C++: pure virtual assignment operator

2020-03-02 07:21发布

问题:

why if we have pure virtual assignment operator in a base class, then we implement that operator on the derived class, it give linker error on the base class?

currently I only have the following explanation on http://support.microsoft.com/kb/130486 , it said that the behavior is by design since normal inheritance rules does not apply.

it is not clear for me, why is it generate linker error by design? can someone give me more clear explanation about this?

edit: added my simplified code of which the error occured:

class __declspec(dllexport) BaseClass {
public:
    int memberA;
    virtual BaseClass& operator=(const BaseClass& rhs) = 0;
};

class __declspec(dllexport) DerivedClass : public BaseClass {
public:
    int memberB;
    DerivedClass():memberB(0) {}
    virtual BaseClass& operator=(const BaseClass& rhs) {
        this->memberA = rhs.memberA;
        this->memberB = 1;
        return *this;
    }
};

int main(void)
{
    DerivedClass d1;
    DerivedClass d2;

    BaseClass* bd1 = &d1;
    BaseClass* bd2 = &d2;

    *bd1 = *bd2;
}

the code will compile with no errors without __declspec(dllexport) and/or without pure virtual operator= declaration on base class.

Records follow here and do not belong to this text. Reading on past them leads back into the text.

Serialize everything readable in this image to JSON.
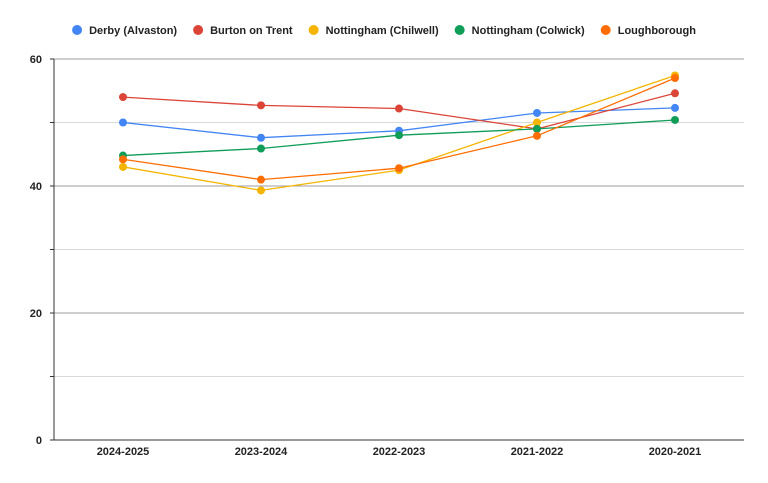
{
  "chart_data": {
    "type": "line",
    "categories": [
      "2024-2025",
      "2023-2024",
      "2022-2023",
      "2021-2022",
      "2020-2021"
    ],
    "ylim": [
      0,
      60
    ],
    "yticks": [
      0,
      20,
      40,
      60
    ],
    "grid": true,
    "legend_position": "top",
    "series": [
      {
        "name": "Derby (Alvaston)",
        "color": "#4285F4",
        "values": [
          50.0,
          47.6,
          48.7,
          51.5,
          52.3
        ]
      },
      {
        "name": "Burton on Trent",
        "color": "#DB4437",
        "values": [
          54.0,
          52.7,
          52.2,
          49.0,
          54.6
        ]
      },
      {
        "name": "Nottingham (Chilwell)",
        "color": "#F4B400",
        "values": [
          43.0,
          39.3,
          42.5,
          50.0,
          57.4
        ]
      },
      {
        "name": "Nottingham (Colwick)",
        "color": "#0F9D58",
        "values": [
          44.8,
          45.9,
          48.0,
          49.0,
          50.4
        ]
      },
      {
        "name": "Loughborough",
        "color": "#FF6D01",
        "values": [
          44.2,
          41.0,
          42.8,
          47.9,
          57.0
        ]
      }
    ]
  }
}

without __declspec(dllexport) after assignment of *bd1 = *bd2;, d1::memberB is 1, but with __declspec(dllexport) d1::memberB is left unchanged

with __declspec(dllexport), and without pure virtual declaration, after assignment of *bd1 = *bd2;, d1::memberB is left unchanged

回答1:

From section 12.8 of the standard:

13 The implicitly-defined copy assignment operator for class X performs memberwise assignment of its subobjects. The direct base classes of X are assigned first, in the order of their declaration in the base-specifier-list, and then the immediate non-static data members of X are assigned, in the order in which they were declared in the class definition. Each subobject is assigned in the manner appropriate to its type:

— if the subobject is of class type, the copy assignment operator for the class is used (as if by explicit qualification; that is, ignoring any possible virtual overriding functions in more derived classes);

The subclass is using the implicitly-defined copy assignment operator, and there is no definition of the base class's copy assignment operator, but it is declared, so you get a link error instead of a compilation error.



回答2:

operator= is not inherited. Your code is meaningless in C++, so compilers are free to issue any error they want for it.

From the KB article you pointed to: http://support.microsoft.com/kb/130486

Since operator= is not inherited, any declaration of operator= in the base class is unused and unnecessary. Do not declare the operator= in the base class.

It's probably just a side-effect of how they compile, and they are just letting you know that they don't consider it a bug, so there is no need to fix it. "By design" doesn't necessarily mean that they specifically decided that this linker error is the right error message to give for this situation -- the code is wrong, you get an error, so from their point of view -- they're done.



回答3:

In the example code:

class A
{
public :
   // To workaround LNK2001, comment the following line.
   virtual const A& operator=( const A& f ) = 0;
};

class B : public A
{
public :
   const A& operator=( const A& g ) {return g;}
};

B aB1, aB2;

int /*void*/ main( void )
{
   aB2 = aB1;
}

the line aB2 = aB1 does not call const A& B::operator=(const A&), but instead calls the automatically supplied B& operator=(const B&); which in turn uses the assignment operator for assigning the base portion of the class. But when it comes to linking, it turns out that that was never implemented.